Kendall believes fans should know there is a lot of going on down below right now. The Orioles player development system likes to use the phrase “rising tide.”

“When I look at our players and I look where they come from, some of the colleges and some of the programs and some of the technology they have already been exposed to, when I look at these players they are more refined, more intelligent,” Kendall said. “They are ready to go. They’re ready to be challenged.

“As an organization, I think we’re closer than a lot of people think. I look at the guys we have in our system and the guys we are going to be adding to our system, some of arms, outfielders that are in the minors, and I see a lot of athleticism. I see what other clubs have in their Double-A and Triple-A levels, and of course teams can go out and buy players, but I like where we’re headed.
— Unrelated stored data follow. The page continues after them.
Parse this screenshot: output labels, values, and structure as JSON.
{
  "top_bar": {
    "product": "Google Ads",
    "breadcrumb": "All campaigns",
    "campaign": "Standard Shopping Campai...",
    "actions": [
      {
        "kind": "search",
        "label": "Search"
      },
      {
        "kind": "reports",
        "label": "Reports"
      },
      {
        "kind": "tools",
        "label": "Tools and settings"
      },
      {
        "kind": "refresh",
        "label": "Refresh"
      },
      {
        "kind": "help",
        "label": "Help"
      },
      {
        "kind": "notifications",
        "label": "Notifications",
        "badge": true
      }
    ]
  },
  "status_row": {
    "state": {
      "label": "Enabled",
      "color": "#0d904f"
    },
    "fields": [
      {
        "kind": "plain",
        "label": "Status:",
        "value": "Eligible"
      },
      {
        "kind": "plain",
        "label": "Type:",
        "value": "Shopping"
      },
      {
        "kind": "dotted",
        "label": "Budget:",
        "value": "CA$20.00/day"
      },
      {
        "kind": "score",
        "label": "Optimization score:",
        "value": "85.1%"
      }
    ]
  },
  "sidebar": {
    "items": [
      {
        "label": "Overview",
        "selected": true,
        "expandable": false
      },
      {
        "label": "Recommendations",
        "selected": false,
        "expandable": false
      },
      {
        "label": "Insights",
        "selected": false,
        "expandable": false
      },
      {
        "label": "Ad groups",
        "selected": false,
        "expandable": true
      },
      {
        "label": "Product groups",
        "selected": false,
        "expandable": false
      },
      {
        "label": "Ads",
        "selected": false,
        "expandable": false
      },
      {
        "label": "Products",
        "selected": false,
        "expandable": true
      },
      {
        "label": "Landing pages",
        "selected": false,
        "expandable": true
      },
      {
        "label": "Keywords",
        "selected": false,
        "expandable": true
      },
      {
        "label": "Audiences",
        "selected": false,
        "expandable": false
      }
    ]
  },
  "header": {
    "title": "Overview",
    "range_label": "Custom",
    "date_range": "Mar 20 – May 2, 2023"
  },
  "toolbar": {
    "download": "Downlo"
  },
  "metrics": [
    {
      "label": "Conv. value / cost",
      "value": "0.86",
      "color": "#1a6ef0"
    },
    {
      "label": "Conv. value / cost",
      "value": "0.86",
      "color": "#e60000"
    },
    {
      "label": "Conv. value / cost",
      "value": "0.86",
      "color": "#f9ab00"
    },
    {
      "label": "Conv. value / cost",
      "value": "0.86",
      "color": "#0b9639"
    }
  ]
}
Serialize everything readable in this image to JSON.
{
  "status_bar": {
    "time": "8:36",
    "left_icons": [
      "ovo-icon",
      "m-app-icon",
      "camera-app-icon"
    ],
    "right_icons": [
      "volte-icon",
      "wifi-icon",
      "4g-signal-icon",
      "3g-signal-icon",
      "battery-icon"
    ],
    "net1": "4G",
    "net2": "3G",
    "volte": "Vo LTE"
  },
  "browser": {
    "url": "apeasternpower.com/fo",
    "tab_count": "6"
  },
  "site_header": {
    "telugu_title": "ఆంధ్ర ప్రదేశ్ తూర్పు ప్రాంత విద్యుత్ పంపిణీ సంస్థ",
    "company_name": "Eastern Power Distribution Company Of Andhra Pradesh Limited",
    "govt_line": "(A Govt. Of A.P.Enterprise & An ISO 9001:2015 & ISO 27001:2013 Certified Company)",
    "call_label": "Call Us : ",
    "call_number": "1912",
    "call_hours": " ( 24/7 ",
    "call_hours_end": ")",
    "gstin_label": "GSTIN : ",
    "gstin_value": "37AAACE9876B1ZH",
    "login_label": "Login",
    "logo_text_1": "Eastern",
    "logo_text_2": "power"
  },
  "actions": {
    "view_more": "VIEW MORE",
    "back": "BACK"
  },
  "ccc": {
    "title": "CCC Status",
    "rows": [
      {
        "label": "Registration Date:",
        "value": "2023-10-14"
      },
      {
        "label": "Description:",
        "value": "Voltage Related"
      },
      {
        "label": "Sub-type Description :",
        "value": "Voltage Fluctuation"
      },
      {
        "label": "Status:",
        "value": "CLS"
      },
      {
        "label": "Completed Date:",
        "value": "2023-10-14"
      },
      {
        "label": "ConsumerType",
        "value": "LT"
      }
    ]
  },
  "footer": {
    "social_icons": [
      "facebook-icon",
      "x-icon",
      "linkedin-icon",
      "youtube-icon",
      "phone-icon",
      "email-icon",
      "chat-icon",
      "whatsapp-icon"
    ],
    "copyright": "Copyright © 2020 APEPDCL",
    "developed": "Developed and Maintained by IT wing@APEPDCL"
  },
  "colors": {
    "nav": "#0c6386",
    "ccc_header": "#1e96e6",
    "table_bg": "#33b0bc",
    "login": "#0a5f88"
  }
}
There is a lot of ability and athleticism, and there is a lot of hunger. There are guys that want to turn this around and I think we’re closer than people think.

“Look at our bullpen. It’s a pretty good bullpen. And these guys have had some bumps in the road. Tanner Scott, it hasn’t been handed to him. So far those guys have gone out and earned it. Some of these guys like Tanner and (Miguel) Castro. I saw (Cole) Sulser last year at Durham. He’s a real polished reliever and we’ve got guys on their way. And I’m leaving a lot of names out. But I see a lot of ability and hunger and guys that want to get there.”